- Sluitstuk , Onderzoek , Student
- 15/05/2014
Sluitstuk | Een frisse wind door Antwerpen
Tijdens een zomerse dag kan het kwik in een stad als Antwerpen flink stijgen. Bouwkundestudent Thomas Bolster maakte daarom een model om de invloed van wind en vegetatie op de stadstemperatuur inzichtelijk te maken en uiteindelijk tot verkoelende oplossingen te komen.
Dat stedelijke massa een invloed op de temperatuur in de stad heeft, is niet nieuw; de eerste onderzoeken stammen al uit begin negentiende eeuw. Maar het is nog steeds onbegrepen wat dat effect exact is, en vooral; wat kan er tegen gedaan worden? Want ook op dat vlak is er veel onduidelijkheid.
Zo zijn er studies die beweren dat groen in de stad kilometers verderop nog voor verkoeling zorgt, terwijl andere onderzoeken aantonen dat het effect ophoudt als je uit de bomenschaduw stapt. Tijd voor helderheid, meent Thomas Bolster, masterstudent Bouwkunde. In samenwerking met onderzoeksinstituut VITO -de Vlaamse evenknie van TNO- ontwierp hij een complex model om op grote schaal het stedelijk hitte-effect te bestuderen.
Thomas: “De kracht van deze studie zit in de omvang: nooit eerder zijn zoveel meetgegevens van zowel een weerstation binnen als buiten de stad meegenomen in één model. We hebben Antwerpen opgedeeld in blokjes, in totaal zo’n twaalf miljoen. Twee dagen lang worden per kwartier in zo’n blokje een zestal berekeningen uitgevoerd voor onder meer temperatuur, zonnestraling, winddruk en -snelheid. Dat zijn heel wat data; het doorrekenen van een simulatie kost ongeveer tien dagen. Dat geeft al aan hoe kostbaar zo’n model is, dat maak je niet even van elke stad.”
Nu de eerste resultaten gegenereerd worden, is het voor Thomas tijd om af te ronden. Hij is tevreden dat het model draait, maar had graag nog wat oplossingen aangedragen om de stadswarmte te verminderen. “Je tijd is heel beperkt, natuurlijk hoop je iets baanbrekends te verzinnen dat makkelijk toegepast kan worden. Vooralsnog kunnen we in ieder geval zeggen dat groen in de stad goed doet, en dat het effect van de geadviseerde witte daken -dit zou de temperatuur verlagen- minimaal is. Het zou zeker interessant zijn ons model verder uit te breiden met ‘water’; helpt een grote vijver bijvoorbeeld de stadstemperatuur omlaag te krijgen?”

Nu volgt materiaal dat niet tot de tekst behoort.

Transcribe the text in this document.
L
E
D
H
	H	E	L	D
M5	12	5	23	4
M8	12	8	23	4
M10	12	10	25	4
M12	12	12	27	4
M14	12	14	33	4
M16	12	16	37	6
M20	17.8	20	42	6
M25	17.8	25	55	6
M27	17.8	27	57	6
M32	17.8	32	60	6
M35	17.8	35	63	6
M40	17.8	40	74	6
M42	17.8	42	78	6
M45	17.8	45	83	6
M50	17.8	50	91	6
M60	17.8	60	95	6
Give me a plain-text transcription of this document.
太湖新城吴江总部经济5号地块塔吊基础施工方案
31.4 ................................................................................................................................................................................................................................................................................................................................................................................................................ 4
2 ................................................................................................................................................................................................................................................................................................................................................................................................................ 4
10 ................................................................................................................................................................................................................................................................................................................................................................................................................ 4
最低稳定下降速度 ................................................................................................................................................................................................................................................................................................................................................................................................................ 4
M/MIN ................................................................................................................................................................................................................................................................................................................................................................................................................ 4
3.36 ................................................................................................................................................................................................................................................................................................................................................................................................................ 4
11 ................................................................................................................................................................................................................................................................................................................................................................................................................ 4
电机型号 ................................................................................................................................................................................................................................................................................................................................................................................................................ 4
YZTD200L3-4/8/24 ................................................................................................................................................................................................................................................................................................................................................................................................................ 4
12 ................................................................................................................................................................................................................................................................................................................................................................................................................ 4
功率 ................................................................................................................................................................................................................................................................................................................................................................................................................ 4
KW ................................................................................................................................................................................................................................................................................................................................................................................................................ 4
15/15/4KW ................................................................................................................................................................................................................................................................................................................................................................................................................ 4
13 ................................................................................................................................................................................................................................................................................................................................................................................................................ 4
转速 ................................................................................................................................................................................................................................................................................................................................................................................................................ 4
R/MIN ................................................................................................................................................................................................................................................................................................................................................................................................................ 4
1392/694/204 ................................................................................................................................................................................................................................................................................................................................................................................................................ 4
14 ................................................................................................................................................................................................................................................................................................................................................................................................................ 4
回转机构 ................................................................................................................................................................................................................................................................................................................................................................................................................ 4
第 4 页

Hoewel de banen in de bouwwereld niet voor het oprapen liggen, werkt Thomas al sinds twee maanden -nu nog naast zijn stage- als bouwfysisch ingenieur bij Scheldebouw. Opnieuw bezig met modelleren, alleen voert hij ditmaal thermische berekeningen uit aan gevels.
En ook Antwerpen heeft hij niet helemaal de rug toegekeerd. Tijdens motortochtjes -waar hij met zijn haren in de wind overigens heel goed de stadswarmte kan peilen- houdt hij graag halt bij een van de vele ‘plezante’ terrassen. Maar wel het liefst in de schaduw.